= J. Grant Thiessen =

Canadian bibliographer and bookseller (born 1947)

J. Grant Thiessen (born in 1947 in Winnipeg, Manitoba) is a Canadian bibliographer and bookseller working primarily in the area of science fiction.

Thiessen's bibliographic fanzine, The Science Fiction Collector, has been collected into three hardbound volumes by Pandora's Books. The most frequently referenced work from these volumes is the guide to Ace Books' science fiction doubles: books bound dos-à-dos. Other paperback publishers whose output is documented by Thiessen includes Ballantine Books, Monarch Books, Curtis Books, and Lancer Books. The volumes also contain biographies of individual authors including James H. Schmitz, Jack Williamson, E. C. Tubb, A. E. van Vogt, and Charles L. Harness.

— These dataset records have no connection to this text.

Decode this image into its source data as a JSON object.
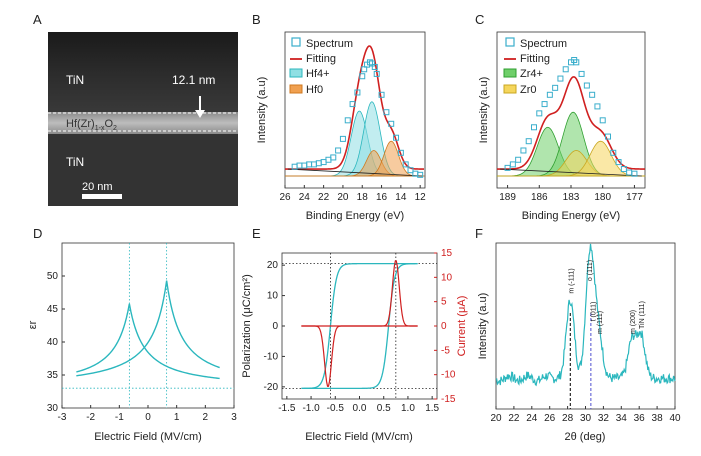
{
  "panels": [
    {
      "id": "A",
      "label": "A"
    },
    {
      "id": "B",
      "label": "B"
    },
    {
      "id": "C",
      "label": "C"
    },
    {
      "id": "D",
      "label": "D"
    },
    {
      "id": "E",
      "label": "E"
    },
    {
      "id": "F",
      "label": "F"
    }
  ],
  "micrograph": {
    "top_layer": "TiN",
    "bottom_layer": "TiN",
    "film_label": "Hf(Zr)1-xO2",
    "film_base": "Hf(Zr)",
    "film_sub": "1-x",
    "film_tail": "O",
    "film_sub2": "2",
    "thickness": "12.1 nm",
    "scalebar": "20 nm"
  },
  "colors": {
    "teal": "#2bb7be",
    "red": "#d02020",
    "cyan_fill": "#8fdfe3",
    "orange_fill": "#f0a050",
    "green_fill": "#6fcf6a",
    "yellow_fill": "#f5d65c",
    "spectrum_marker": "#3aaecc"
  },
  "chart_data": [
    {
      "panel": "B",
      "type": "scatter",
      "xlabel": "Binding Energy (eV)",
      "ylabel": "Intensity (a.u)",
      "xlim": [
        26,
        11.5
      ],
      "x_ticks": [
        26,
        24,
        22,
        20,
        18,
        16,
        14,
        12
      ],
      "legend": [
        "Spectrum",
        "Fitting",
        "Hf4+",
        "Hf0"
      ],
      "legend_position": "top-right",
      "spectrum_x": [
        25.0,
        24.5,
        24.0,
        23.5,
        23.0,
        22.5,
        22.0,
        21.5,
        21.0,
        20.5,
        20.0,
        19.5,
        19.0,
        18.5,
        18.0,
        17.8,
        17.5,
        17.2,
        17.0,
        16.7,
        16.5,
        16.0,
        15.5,
        15.0,
        14.5,
        14.0,
        13.5,
        13.0,
        12.5,
        12.0
      ],
      "spectrum_y": [
        0.08,
        0.09,
        0.09,
        0.1,
        0.1,
        0.11,
        0.12,
        0.14,
        0.16,
        0.22,
        0.32,
        0.48,
        0.62,
        0.72,
        0.86,
        0.92,
        0.96,
        0.98,
        0.97,
        0.94,
        0.88,
        0.7,
        0.55,
        0.45,
        0.33,
        0.2,
        0.1,
        0.05,
        0.02,
        0.01
      ],
      "components": [
        {
          "name": "Hf4+",
          "color": "cyan",
          "centers": [
            18.3,
            17.0
          ],
          "heights": [
            0.56,
            0.64
          ],
          "width": 0.85
        },
        {
          "name": "Hf0",
          "color": "orange",
          "centers": [
            16.8,
            15.0
          ],
          "heights": [
            0.22,
            0.3
          ],
          "width": 0.75
        }
      ]
    },
    {
      "panel": "C",
      "type": "scatter",
      "xlabel": "Binding Energy (eV)",
      "ylabel": "Intensity (a.u)",
      "xlim": [
        190,
        176
      ],
      "x_ticks": [
        189,
        186,
        183,
        180,
        177
      ],
      "legend": [
        "Spectrum",
        "Fitting",
        "Zr4+",
        "Zr0"
      ],
      "legend_position": "top-right",
      "spectrum_x": [
        189.0,
        188.5,
        188.0,
        187.5,
        187.0,
        186.5,
        186.0,
        185.5,
        185.0,
        184.5,
        184.0,
        183.5,
        183.0,
        182.7,
        182.5,
        182.0,
        181.5,
        181.0,
        180.5,
        180.0,
        179.5,
        179.0,
        178.5,
        178.0,
        177.5,
        177.0
      ],
      "spectrum_y": [
        0.07,
        0.1,
        0.14,
        0.22,
        0.3,
        0.42,
        0.54,
        0.62,
        0.7,
        0.76,
        0.84,
        0.92,
        0.98,
        1.0,
        0.98,
        0.88,
        0.78,
        0.7,
        0.6,
        0.48,
        0.34,
        0.2,
        0.12,
        0.06,
        0.03,
        0.02
      ],
      "components": [
        {
          "name": "Zr4+",
          "color": "green",
          "centers": [
            185.2,
            182.8
          ],
          "heights": [
            0.42,
            0.55
          ],
          "width": 1.0
        },
        {
          "name": "Zr0",
          "color": "yellow",
          "centers": [
            182.5,
            180.2
          ],
          "heights": [
            0.22,
            0.3
          ],
          "width": 1.0
        }
      ]
    },
    {
      "panel": "D",
      "type": "line",
      "xlabel": "Electric Field (MV/cm)",
      "ylabel": "εr",
      "xlim": [
        -3,
        3
      ],
      "ylim": [
        30,
        55
      ],
      "x_ticks": [
        -3,
        -2,
        -1,
        0,
        1,
        2,
        3
      ],
      "y_ticks": [
        30,
        35,
        40,
        45,
        50
      ],
      "series": [
        {
          "peak_x": -0.65,
          "peak_y": 45.8,
          "base": 33,
          "x_range": [
            -2.5,
            2.5
          ]
        },
        {
          "peak_x": 0.65,
          "peak_y": 49.3,
          "base": 33,
          "x_range": [
            -2.5,
            2.5
          ]
        }
      ],
      "guides": {
        "vertical": [
          -0.65,
          0.65
        ],
        "horizontal": [
          33
        ]
      }
    },
    {
      "panel": "E",
      "type": "line",
      "xlabel": "Electric Field (MV/cm)",
      "ylabel_left": "Polarization (μC/cm²)",
      "ylabel_right": "Current (μA)",
      "xlim": [
        -1.6,
        1.6
      ],
      "ylim_left": [
        -24,
        24
      ],
      "ylim_right": [
        -15,
        15
      ],
      "x_ticks": [
        -1.5,
        -1.0,
        -0.5,
        0.0,
        0.5,
        1.0,
        1.5
      ],
      "y_ticks_left": [
        -20,
        -10,
        0,
        10,
        20
      ],
      "y_ticks_right": [
        -15,
        -10,
        -5,
        0,
        5,
        10,
        15
      ],
      "hysteresis": {
        "Ps": 20.5,
        "Ec_pos": 0.6,
        "Ec_neg": -0.6,
        "x_range": [
          -1.2,
          1.2
        ]
      },
      "current": {
        "peak_pos_x": 0.75,
        "peak_pos_y": 13.5,
        "peak_neg_x": -0.65,
        "peak_neg_y": -12.5
      },
      "guides": {
        "vertical": [
          -0.6,
          0.75
        ],
        "horizontal": [
          20.5,
          -20.5
        ]
      }
    },
    {
      "panel": "F",
      "type": "line",
      "xlabel": "2θ (deg)",
      "ylabel": "Intensity (a.u)",
      "xlim": [
        20,
        40
      ],
      "x_ticks": [
        20,
        22,
        24,
        26,
        28,
        30,
        32,
        34,
        36,
        38,
        40
      ],
      "peaks": [
        {
          "x": 28.3,
          "h": 0.62,
          "label": "m (-111)"
        },
        {
          "x": 30.4,
          "h": 0.72,
          "label": "o (111)"
        },
        {
          "x": 30.8,
          "h": 0.4,
          "label": "t (011)"
        },
        {
          "x": 31.5,
          "h": 0.3,
          "label": "m (111)"
        },
        {
          "x": 35.2,
          "h": 0.3,
          "label": "m (200)"
        },
        {
          "x": 36.2,
          "h": 0.34,
          "label": "TiN (111)"
        }
      ],
      "guides": [
        {
          "x": 28.3,
          "color": "black"
        },
        {
          "x": 30.6,
          "color": "#5050d0"
        }
      ]
    }
  ]
}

Thiessen has also published The Tanelorn Archives, a bibliography of Michael Moorcock, and has made many contributions to bibliographic reference works, magazines, and price guides, as well as producing several hundred book catalogs.

He acquired his CMA (Certified Management Accountant) degree in 1973. In 1977, he formally incorporated as Pandora's Books Ltd. In 1995, Pandora's Books began Internet retail operations. The company was sold in 1999, and operated until 2020 under new management.

Grant continued to sell books and write computer software, as BookIT Enterprises Inc, until his retirement in early 2022.